Secteur stable avec des employeurs pérennes (public, grands groupes pharma), mais salaires modestes au regard de la technicité et des contraintes. Peu de chômage une fois en poste, mais recrutements sélectifs et concentrés géographiquement. Sécurité correcte pour profils diplômés (Licence, Master), plus précaire en CDD de recherche pour les Bac+2.
24 → 42 k€ par an
Recrutement sélectif avec exigence d'habilitation expérimentation animale (formation niveau 1 minimum) et souvent d'une première expérience en animalerie. Postes peu nombreux, concentrés sur quelques bassins (Île-de-France, Lyon, Toulouse, Strasbourg). Turnover notable lié à la charge psychologique, créant des opportunités mais signalant aussi la difficulté du métier.

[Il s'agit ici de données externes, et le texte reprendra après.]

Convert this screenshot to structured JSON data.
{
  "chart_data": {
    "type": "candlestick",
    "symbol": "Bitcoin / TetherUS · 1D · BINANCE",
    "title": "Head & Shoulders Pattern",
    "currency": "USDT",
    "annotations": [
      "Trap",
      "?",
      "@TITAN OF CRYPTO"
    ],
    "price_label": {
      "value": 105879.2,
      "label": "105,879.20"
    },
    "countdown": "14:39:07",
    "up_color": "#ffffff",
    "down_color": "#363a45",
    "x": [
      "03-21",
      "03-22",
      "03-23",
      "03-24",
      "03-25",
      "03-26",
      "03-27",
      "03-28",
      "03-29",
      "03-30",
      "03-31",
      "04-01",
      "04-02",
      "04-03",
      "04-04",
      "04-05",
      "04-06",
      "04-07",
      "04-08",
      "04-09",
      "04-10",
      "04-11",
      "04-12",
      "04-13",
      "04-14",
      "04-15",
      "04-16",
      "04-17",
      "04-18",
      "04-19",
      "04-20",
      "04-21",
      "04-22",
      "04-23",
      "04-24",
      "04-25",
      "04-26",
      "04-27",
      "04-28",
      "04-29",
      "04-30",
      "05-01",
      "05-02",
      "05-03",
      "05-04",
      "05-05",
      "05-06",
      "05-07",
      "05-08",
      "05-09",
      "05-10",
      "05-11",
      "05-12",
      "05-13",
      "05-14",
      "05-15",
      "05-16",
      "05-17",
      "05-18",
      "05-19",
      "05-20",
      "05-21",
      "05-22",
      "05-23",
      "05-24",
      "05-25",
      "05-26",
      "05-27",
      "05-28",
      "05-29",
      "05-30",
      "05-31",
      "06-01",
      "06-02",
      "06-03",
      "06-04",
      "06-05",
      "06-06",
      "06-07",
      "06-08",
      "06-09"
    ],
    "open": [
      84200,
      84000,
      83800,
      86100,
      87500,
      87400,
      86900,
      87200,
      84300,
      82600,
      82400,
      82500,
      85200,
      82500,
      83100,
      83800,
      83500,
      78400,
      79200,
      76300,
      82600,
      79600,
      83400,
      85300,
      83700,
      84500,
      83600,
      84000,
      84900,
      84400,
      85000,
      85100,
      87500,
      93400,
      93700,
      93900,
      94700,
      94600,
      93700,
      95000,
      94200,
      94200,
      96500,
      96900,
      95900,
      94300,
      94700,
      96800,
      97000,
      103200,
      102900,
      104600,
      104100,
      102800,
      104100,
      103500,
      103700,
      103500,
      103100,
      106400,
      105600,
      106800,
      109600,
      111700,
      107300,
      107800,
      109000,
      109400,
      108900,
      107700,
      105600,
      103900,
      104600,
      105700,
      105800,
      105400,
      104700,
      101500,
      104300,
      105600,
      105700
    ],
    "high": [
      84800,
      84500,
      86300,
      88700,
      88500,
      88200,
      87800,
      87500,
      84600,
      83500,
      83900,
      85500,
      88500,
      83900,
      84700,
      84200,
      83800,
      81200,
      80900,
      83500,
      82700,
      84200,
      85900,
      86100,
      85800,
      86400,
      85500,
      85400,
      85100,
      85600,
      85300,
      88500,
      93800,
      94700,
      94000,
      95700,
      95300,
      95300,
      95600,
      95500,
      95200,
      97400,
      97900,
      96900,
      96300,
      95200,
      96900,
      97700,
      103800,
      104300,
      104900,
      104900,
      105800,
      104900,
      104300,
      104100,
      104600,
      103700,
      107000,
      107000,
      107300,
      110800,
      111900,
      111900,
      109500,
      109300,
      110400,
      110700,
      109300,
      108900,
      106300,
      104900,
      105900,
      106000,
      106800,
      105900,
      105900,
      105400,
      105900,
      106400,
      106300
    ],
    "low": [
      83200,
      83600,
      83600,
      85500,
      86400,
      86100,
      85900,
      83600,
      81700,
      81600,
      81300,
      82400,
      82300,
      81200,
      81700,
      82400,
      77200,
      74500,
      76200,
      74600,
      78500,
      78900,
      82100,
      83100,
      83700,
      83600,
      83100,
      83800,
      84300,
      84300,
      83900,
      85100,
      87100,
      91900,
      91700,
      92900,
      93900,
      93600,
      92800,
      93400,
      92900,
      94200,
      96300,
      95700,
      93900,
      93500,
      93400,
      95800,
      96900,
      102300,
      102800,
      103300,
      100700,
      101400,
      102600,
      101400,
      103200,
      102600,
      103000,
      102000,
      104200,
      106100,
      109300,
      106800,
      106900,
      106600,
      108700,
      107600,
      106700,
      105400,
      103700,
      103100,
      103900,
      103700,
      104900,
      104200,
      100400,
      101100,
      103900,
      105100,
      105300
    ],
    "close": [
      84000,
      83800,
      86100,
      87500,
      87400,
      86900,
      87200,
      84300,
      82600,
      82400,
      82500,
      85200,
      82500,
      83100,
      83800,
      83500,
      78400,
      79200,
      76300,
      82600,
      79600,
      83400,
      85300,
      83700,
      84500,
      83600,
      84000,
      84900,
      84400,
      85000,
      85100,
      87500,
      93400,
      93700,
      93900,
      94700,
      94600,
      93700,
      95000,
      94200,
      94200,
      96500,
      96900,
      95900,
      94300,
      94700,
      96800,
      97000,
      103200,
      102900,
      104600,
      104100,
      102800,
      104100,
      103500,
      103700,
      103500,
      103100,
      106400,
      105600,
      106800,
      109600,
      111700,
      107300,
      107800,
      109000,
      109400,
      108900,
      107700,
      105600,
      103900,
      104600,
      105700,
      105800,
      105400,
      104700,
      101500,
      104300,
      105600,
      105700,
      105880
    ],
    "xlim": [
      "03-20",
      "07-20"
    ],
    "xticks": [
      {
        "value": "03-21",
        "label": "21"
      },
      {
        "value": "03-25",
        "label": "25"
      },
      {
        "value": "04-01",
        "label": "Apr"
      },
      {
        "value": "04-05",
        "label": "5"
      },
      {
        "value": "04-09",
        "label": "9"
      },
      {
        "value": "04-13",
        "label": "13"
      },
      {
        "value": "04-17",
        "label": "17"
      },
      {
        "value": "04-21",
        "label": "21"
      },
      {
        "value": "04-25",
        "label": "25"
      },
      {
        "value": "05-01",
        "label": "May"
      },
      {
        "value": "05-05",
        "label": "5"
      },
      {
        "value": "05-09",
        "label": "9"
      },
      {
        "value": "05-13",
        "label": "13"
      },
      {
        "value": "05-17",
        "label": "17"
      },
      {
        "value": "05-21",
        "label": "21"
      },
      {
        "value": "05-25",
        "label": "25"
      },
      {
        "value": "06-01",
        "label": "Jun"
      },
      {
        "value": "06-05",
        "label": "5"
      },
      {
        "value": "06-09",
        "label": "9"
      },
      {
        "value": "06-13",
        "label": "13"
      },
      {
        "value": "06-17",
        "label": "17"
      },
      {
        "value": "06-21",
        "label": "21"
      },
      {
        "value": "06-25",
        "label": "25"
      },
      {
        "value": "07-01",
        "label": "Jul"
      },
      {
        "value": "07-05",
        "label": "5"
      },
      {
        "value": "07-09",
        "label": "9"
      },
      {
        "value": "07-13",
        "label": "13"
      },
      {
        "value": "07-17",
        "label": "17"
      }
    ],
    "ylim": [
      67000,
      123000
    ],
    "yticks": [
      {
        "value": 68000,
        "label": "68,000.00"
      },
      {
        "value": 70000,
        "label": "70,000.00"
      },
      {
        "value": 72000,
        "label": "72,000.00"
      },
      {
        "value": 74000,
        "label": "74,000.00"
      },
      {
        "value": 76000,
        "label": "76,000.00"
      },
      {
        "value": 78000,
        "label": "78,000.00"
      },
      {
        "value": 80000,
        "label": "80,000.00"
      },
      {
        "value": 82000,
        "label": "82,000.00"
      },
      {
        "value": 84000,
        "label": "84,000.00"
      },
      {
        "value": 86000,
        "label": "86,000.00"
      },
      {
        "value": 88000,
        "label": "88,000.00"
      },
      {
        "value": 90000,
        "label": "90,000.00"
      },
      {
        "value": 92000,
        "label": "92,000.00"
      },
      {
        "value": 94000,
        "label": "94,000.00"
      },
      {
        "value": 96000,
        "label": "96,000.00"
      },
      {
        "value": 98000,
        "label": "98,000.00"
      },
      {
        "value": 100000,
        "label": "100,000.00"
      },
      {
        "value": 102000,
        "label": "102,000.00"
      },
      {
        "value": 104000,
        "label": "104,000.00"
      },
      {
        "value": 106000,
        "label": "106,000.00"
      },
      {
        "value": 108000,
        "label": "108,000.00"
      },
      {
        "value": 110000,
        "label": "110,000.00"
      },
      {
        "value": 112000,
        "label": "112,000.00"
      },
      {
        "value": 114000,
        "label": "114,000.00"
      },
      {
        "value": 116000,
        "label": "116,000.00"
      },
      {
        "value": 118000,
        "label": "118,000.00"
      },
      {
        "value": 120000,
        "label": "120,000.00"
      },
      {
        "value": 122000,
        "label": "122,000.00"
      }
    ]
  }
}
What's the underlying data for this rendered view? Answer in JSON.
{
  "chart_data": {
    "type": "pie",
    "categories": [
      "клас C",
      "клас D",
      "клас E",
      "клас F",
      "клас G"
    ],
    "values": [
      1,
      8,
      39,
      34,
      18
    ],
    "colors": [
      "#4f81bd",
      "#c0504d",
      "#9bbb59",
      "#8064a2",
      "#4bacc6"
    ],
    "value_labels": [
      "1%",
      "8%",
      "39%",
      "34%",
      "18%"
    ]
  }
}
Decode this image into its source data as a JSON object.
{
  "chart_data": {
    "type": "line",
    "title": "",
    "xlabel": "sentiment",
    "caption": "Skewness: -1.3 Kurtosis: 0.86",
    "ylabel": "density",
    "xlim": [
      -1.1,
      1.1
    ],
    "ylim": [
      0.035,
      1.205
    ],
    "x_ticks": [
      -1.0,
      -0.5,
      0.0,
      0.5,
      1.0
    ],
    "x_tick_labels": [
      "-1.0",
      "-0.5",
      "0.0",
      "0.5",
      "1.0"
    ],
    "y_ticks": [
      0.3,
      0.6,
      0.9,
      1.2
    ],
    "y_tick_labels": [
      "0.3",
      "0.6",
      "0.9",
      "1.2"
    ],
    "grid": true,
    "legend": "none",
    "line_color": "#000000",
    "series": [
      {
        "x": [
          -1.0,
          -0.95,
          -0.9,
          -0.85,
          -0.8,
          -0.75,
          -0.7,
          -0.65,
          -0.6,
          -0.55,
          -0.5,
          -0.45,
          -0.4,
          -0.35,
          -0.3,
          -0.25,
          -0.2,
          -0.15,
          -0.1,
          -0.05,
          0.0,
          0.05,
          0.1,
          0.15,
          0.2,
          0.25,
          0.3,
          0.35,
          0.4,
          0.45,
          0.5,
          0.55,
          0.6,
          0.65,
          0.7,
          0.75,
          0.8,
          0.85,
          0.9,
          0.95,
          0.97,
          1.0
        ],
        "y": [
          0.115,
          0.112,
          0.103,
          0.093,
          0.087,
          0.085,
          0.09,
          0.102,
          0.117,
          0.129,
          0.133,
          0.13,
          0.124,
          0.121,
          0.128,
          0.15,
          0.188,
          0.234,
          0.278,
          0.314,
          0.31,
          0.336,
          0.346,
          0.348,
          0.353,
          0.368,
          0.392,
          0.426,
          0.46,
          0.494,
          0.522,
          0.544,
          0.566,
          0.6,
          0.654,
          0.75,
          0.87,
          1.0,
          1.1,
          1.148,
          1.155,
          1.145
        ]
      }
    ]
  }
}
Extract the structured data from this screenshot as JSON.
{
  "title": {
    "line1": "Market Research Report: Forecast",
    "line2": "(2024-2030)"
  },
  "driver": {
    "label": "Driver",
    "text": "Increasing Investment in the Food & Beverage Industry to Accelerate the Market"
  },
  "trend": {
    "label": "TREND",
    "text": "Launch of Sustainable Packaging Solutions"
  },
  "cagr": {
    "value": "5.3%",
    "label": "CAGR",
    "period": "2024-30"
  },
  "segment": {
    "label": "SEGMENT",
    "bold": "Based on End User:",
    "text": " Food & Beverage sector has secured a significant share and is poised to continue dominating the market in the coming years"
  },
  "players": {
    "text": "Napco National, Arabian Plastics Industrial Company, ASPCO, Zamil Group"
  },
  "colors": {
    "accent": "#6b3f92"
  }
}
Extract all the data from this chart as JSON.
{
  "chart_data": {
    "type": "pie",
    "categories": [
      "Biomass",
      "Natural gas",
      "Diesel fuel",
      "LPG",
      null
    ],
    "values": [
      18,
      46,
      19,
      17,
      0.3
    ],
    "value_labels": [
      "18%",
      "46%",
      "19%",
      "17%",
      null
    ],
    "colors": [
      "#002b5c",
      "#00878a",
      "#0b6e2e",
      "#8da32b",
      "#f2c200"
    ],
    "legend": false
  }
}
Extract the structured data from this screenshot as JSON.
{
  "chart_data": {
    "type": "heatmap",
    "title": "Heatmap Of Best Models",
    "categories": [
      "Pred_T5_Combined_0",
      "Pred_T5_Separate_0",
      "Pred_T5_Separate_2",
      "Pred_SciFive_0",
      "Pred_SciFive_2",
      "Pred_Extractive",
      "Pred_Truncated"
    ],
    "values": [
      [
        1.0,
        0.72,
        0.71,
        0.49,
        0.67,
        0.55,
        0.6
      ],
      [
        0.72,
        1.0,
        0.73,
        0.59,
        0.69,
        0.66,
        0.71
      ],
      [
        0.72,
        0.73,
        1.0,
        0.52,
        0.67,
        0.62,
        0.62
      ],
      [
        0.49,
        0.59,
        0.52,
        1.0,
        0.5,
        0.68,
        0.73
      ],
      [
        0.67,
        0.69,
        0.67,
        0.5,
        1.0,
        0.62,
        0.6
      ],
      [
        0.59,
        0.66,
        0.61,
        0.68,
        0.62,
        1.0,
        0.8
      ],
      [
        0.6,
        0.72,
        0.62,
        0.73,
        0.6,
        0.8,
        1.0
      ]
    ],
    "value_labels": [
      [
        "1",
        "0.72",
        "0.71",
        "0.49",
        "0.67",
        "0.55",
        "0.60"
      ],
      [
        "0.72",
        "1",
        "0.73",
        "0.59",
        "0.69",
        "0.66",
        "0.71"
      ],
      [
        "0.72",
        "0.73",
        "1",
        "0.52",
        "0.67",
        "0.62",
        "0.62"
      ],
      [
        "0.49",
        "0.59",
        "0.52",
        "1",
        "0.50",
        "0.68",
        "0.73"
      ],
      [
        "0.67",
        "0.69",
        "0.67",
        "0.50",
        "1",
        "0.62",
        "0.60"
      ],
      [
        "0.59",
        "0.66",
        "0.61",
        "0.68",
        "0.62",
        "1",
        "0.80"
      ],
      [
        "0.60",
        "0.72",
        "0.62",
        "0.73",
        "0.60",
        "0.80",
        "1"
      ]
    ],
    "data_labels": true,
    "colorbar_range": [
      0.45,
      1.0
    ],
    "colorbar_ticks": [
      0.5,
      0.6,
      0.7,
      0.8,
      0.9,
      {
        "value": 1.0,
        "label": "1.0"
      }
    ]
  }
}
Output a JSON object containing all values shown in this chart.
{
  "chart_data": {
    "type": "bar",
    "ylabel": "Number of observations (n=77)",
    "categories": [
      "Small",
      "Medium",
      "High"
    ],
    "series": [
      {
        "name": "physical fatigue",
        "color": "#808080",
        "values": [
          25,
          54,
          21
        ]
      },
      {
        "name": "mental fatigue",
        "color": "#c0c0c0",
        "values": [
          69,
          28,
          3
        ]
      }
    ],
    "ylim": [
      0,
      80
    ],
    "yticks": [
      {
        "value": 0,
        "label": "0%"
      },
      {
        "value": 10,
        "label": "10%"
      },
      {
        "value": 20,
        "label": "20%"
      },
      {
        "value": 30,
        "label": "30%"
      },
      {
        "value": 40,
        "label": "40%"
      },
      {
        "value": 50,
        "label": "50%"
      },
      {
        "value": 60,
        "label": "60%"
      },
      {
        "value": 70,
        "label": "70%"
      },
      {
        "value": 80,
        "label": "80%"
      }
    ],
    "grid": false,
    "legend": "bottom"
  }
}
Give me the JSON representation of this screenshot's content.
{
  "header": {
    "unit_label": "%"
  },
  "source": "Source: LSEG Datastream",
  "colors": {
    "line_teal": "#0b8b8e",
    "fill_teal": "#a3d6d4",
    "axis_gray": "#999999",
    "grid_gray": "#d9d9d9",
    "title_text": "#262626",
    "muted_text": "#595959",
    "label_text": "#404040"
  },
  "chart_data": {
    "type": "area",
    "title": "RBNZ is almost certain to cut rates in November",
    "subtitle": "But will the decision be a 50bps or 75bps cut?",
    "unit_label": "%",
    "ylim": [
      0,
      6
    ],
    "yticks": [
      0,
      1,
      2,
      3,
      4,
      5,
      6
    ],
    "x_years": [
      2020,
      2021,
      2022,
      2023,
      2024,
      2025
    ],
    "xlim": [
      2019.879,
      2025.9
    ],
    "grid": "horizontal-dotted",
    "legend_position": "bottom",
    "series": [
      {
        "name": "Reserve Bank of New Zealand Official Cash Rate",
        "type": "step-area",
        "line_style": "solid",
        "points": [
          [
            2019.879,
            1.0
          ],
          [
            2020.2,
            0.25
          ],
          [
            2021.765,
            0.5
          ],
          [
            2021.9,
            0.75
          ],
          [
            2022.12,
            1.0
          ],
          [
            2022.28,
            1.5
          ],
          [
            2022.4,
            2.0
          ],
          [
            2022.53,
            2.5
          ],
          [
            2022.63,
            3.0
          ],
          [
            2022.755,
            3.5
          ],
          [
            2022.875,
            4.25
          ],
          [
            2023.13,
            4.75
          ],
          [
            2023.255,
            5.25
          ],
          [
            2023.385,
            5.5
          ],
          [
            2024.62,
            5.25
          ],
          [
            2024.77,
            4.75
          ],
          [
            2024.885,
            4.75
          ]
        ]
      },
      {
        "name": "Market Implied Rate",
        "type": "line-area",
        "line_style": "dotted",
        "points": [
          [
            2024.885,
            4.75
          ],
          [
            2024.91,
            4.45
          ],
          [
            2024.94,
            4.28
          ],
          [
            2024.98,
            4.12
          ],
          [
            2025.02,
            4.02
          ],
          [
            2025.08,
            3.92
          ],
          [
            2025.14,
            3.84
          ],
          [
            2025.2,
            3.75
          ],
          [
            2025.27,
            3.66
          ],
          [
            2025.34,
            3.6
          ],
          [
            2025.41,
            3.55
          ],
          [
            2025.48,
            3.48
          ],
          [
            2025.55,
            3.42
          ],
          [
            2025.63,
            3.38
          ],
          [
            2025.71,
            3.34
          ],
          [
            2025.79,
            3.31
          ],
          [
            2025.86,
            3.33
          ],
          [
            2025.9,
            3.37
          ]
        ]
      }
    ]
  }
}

Demande stable à légèrement décroissante : pression sociétale et réglementaire pousse au remplacement progressif de l'expérimentation animale par des méthodes alternatives (organoïdes, modèles in silico). Certains secteurs (toxicologie réglementaire) maintiennent le besoin, mais les effectifs stagnent. Les métiers connexes (technicien en culture cellulaire, bio-informatique) gagnent du terrain.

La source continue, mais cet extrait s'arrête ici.